Sônia: Yo tenía un programa na rádio, meu irmão tenia. Aí como eu era jovem eu falei, “eu quero ir também”, aí então “vamos”. Aí fomos à rádio, e aí ele falou “você quer falar?” “Eu quero falar”. “Então vamos falar”. Davamos notícias, informaciones, prognóstico, músicas… aí, eu quando chegava a los restaurantes, lá: “olha, ali está Sônia, vamos!” Todo mundo assim: “ai, Sônia você manda un saludo, aquela, aquela (?), si”. E meu marido que estava conocendo, ele falava: “nossa, não, não, você tem que sair daí!”.

Vinicius: ESSE MARIDO QUE FEZ A SONIA SAIR DA RÁDIO, TAMBÉM FEZ O CAMINHO DELA SE DESVIAR DA ARGENTINA EM DIREÇÃO AO BRASIL.

Sônia: Aí, meu marido passou para este lado Brasil, e ele (estava) vindo a ajuda da irmã dele, que estava morando aqui. Ele falou assim “eu vou voltar para vocês ir comigo ao Brasil”. E ele… dois anos passou e ele nunca voltou.

Vinicius: SÔNIA JÁ TINHA UM FILHO COM ELE, E TINHA CERTEZA QUE TINHA SIDO ABANDONADA PELO MARIDO PRA SEMPRE.

… Aí eu cheguei parece que:

Vinicius: ELA SOFREU NA MÃO DESSE MARIDO, VIU?
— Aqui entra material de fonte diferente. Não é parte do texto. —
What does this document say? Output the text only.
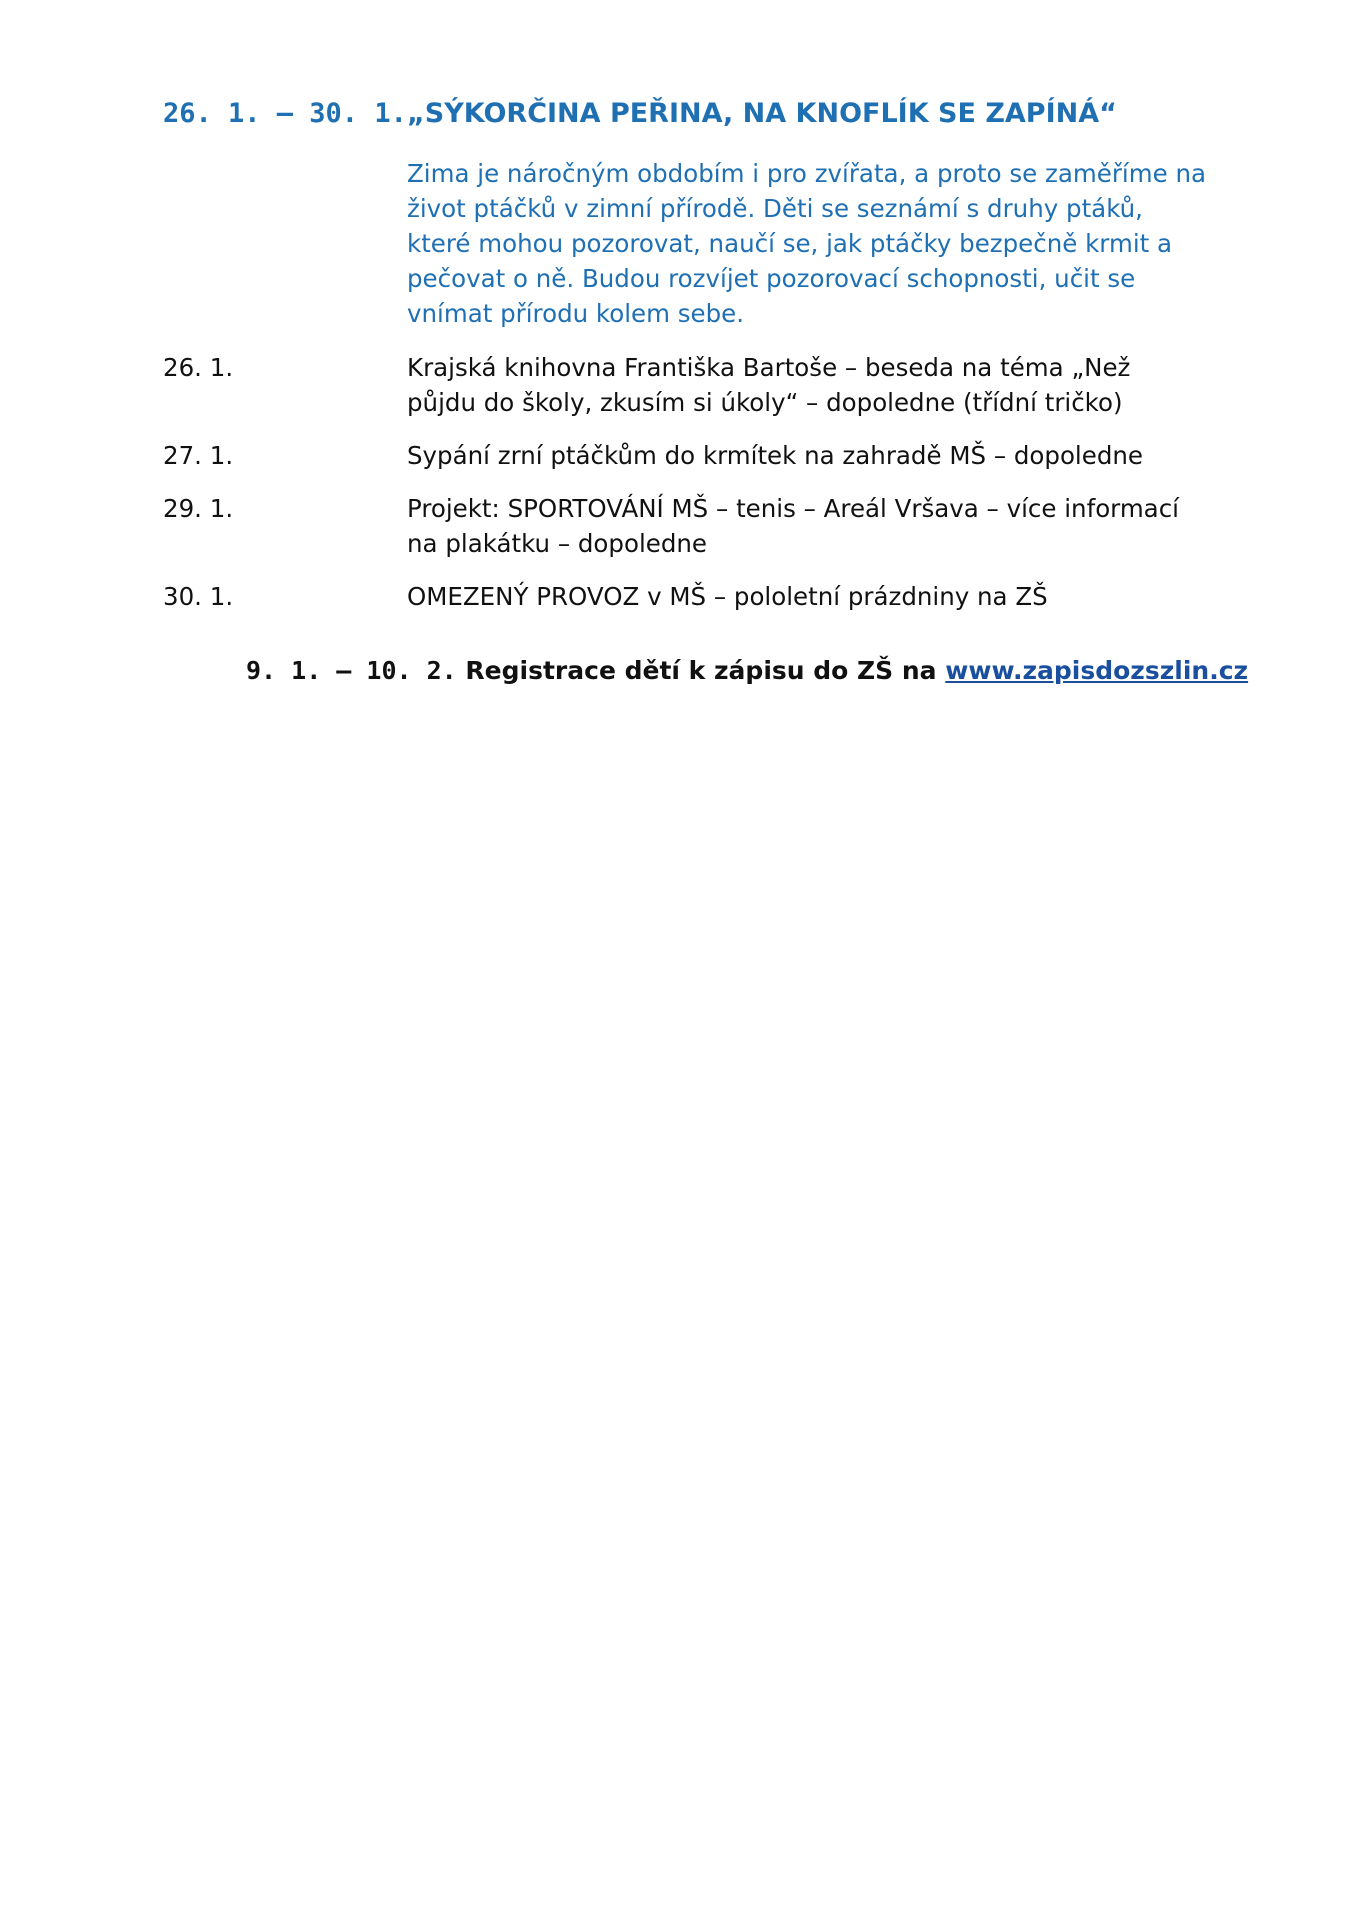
26. 1. – 30. 1. „SÝKORČINA PEŘINA, NA KNOFLÍK SE ZAPÍNÁ“
Zima je náročným obdobím i pro zvířata, a proto se zaměříme na život ptáčků v zimní přírodě. Děti se seznámí s druhy ptáků, které mohou pozorovat, naučí se, jak ptáčky bezpečně krmit a pečovat o ně. Budou rozvíjet pozorovací schopnosti, učit se vnímat přírodu kolem sebe.
26. 1.	Krajská knihovna Františka Bartoše – beseda na téma „Než půjdu do školy, zkusím si úkoly“ – dopoledne (třídní tričko)
27. 1.	Sypání zrní ptáčkům do krmítek na zahradě MŠ – dopoledne
29. 1.	Projekt: SPORTOVÁNÍ MŠ – tenis – Areál Vršava – více informací na plakátku – dopoledne
30. 1.	OMEZENÝ PROVOZ v MŠ – pololetní prázdniny na ZŠ
9. 1. – 10. 2. Registrace dětí k zápisu do ZŠ na www.zapisdozszlin.cz
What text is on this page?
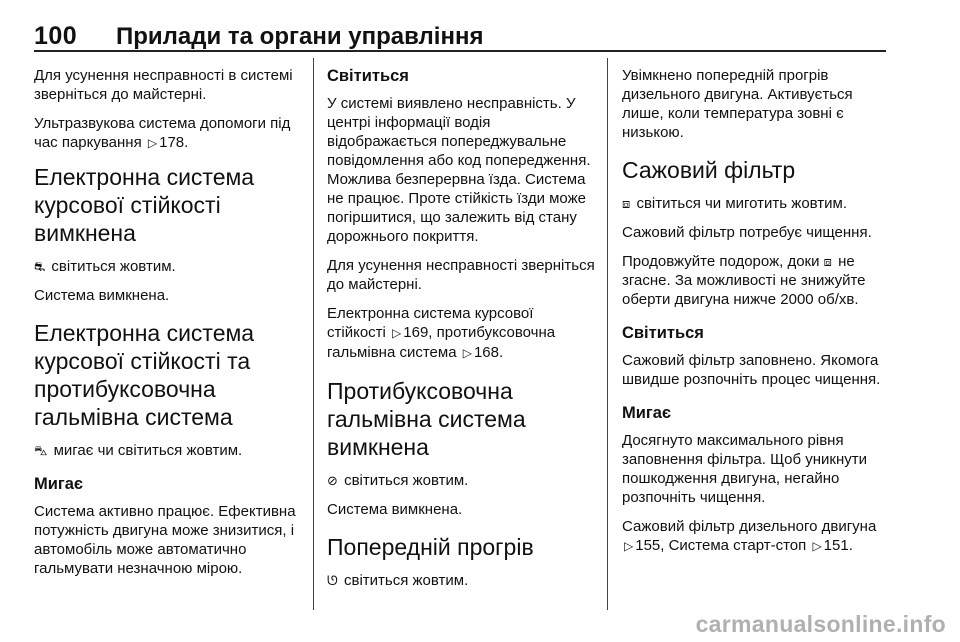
100 Прилади та органи управління

Для усунення несправності в системі зверніться до майстерні.

Ультразвукова система допомоги під час паркування ▷ 178.

Електронна система курсової стійкості вимкнена

⛐ світиться жовтим.

Система вимкнена.

Електронна система курсової стійкості та протибуксовочна гальмівна система

⛍ мигає чи світиться жовтим.

Мигає

Система активно працює. Ефективна потужність двигуна може знизитися, і автомобіль може автоматично гальмувати незначною мірою.

Світиться

У системі виявлено несправність. У центрі інформації водія відображається попереджувальне повідомлення або код попередження. Можлива безперервна їзда. Система не працює. Проте стійкість їзди може погіршитися, що залежить від стану дорожнього покриття.

Для усунення несправності зверніться до майстерні.

Електронна система курсової стійкості ▷ 169, протибуксовочна гальмівна система ▷ 168.

Протибуксовочна гальмівна система вимкнена

⊘ світиться жовтим.

Система вимкнена.

Попередній прогрів

ᘎ світиться жовтим.

Увімкнено попередній прогрів дизельного двигуна. Активується лише, коли температура зовні є низькою.

Сажовий фільтр

⧈ світиться чи миготить жовтим.

Сажовий фільтр потребує чищення.

Продовжуйте подорож, доки ⧈ не згасне. За можливості не знижуйте оберти двигуна нижче 2000 об/хв.

Світиться

Сажовий фільтр заповнено. Якомога швидше розпочніть процес чищення.

Мигає

Досягнуто максимального рівня заповнення фільтра. Щоб уникнути пошкодження двигуна, негайно розпочніть чищення.

Сажовий фільтр дизельного двигуна ▷ 155, Система старт-стоп ▷ 151.

carmanualsonline.info
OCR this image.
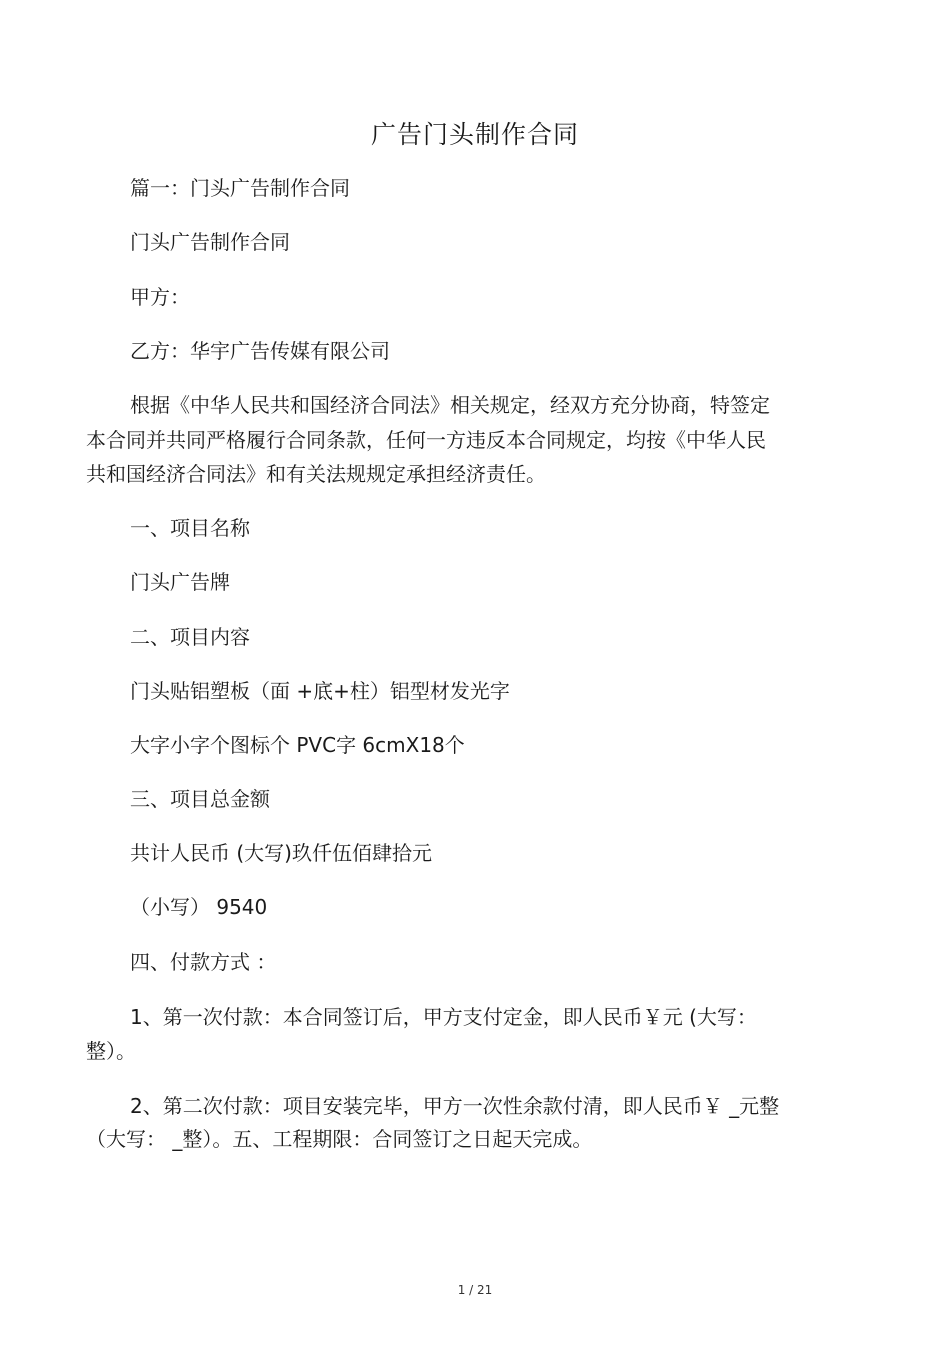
广告门头制作合同
篇一：门头广告制作合同
门头广告制作合同
甲方：
乙方：华宇广告传媒有限公司
根据《中华人民共和国经济合同法》相关规定，经双方充分协商，特签定
本合同并共同严格履行合同条款，任何一方违反本合同规定，均按《中华人民
共和国经济合同法》和有关法规规定承担经济责任。
一、项目名称
门头广告牌
二、项目内容
门头贴铝塑板（面 +底+柱）铝型材发光字
大字小字个图标个 PVC字 6cmX18个
三、项目总金额
共计人民币 (大写)玖仟伍佰肆拾元
（小写） 9540
四、付款方式 ：
1、第一次付款：本合同签订后，甲方支付定金，即人民币￥元 (大写：
整）。
2、第二次付款：项目安装完毕，甲方一次性余款付清，即人民币￥ _元整
（大写： _整）。五、工程期限：合同签订之日起天完成。
1 / 21
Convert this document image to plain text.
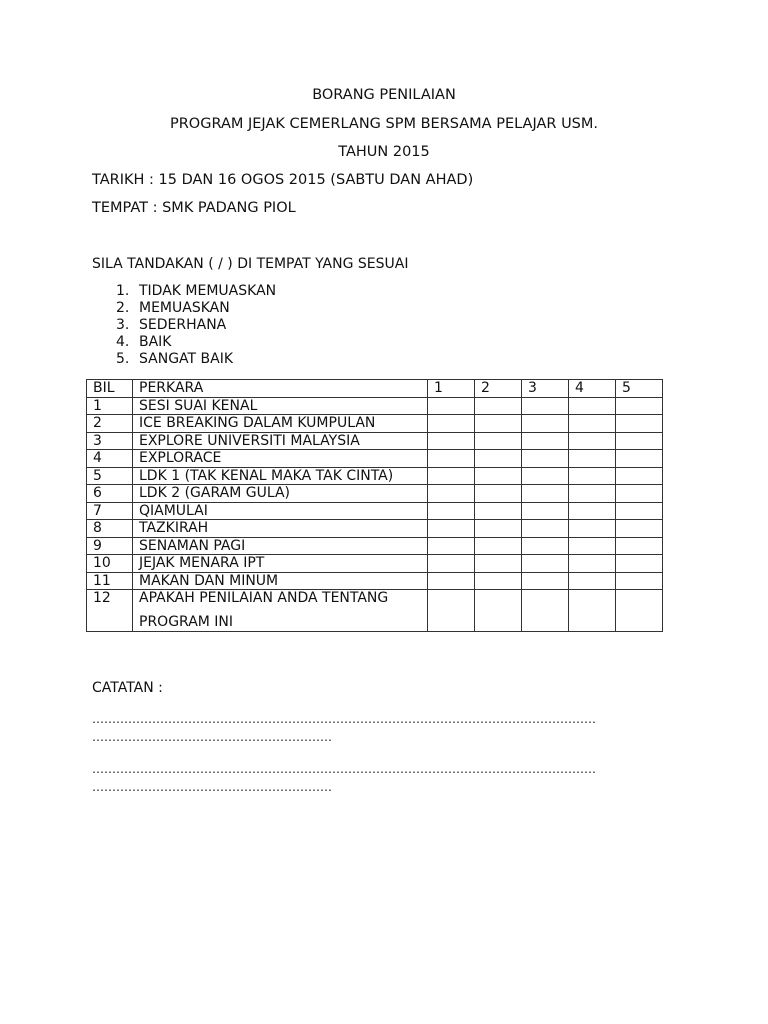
BORANG PENILAIAN
PROGRAM JEJAK CEMERLANG SPM BERSAMA PELAJAR USM.
TAHUN 2015
TARIKH : 15 DAN 16 OGOS 2015 (SABTU DAN AHAD)
TEMPAT : SMK PADANG PIOL
SILA TANDAKAN ( / ) DI TEMPAT YANG SESUAI
1. TIDAK MEMUASKAN
2. MEMUASKAN
3. SEDERHANA
4. BAIK
5. SANGAT BAIK
BIL	PERKARA	1	2	3	4	5
1	SESI SUAI KENAL					
2	ICE BREAKING DALAM KUMPULAN					
3	EXPLORE UNIVERSITI MALAYSIA					
4	EXPLORACE					
5	LDK 1 (TAK KENAL MAKA TAK CINTA)					
6	LDK 2 (GARAM GULA)					
7	QIAMULAI					
8	TAZKIRAH					
9	SENAMAN PAGI					
10	JEJAK MENARA IPT					
11	MAKAN DAN MINUM					
12	APAKAH PENILAIAN ANDA TENTANG
PROGRAM INI					

CATATAN :
………………………………………………………………………………………………………………
……………………………………………………
………………………………………………………………………………………………………………
……………………………………………………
Sônia: Eu fiquei trancada um ano… porque ele não deixava sair, n em a comprar pão. Ele estava de segunda… de segunda a sexta-feira comigo, trabalhando, e ele falava: “eu voy a jogar futebol com meus amigos”. Aí ia muuito longe, no interior.

Vinicius: O MARIDO FALAVA PRA SONIA A MESMA COISA QUE OS EMPREGADORES COSTUMAVAM FALAR PROS BOLIVIANOS QUE ERAM EXPLORADOS.

Sônia: Ele sempre falava: “eu vou comprar verdura, vou comprar carne, vou comprar tudo. Porque, se você sai, a polícia vai vai pegar você”, toda essa charla que eles dão. E eu, por medo eu fiquei.

Vinicius: COMO ELA NÃO SABIA FALAR PORTUGUÊS, SÓ SAÍA JUNTO COM O MARIDO.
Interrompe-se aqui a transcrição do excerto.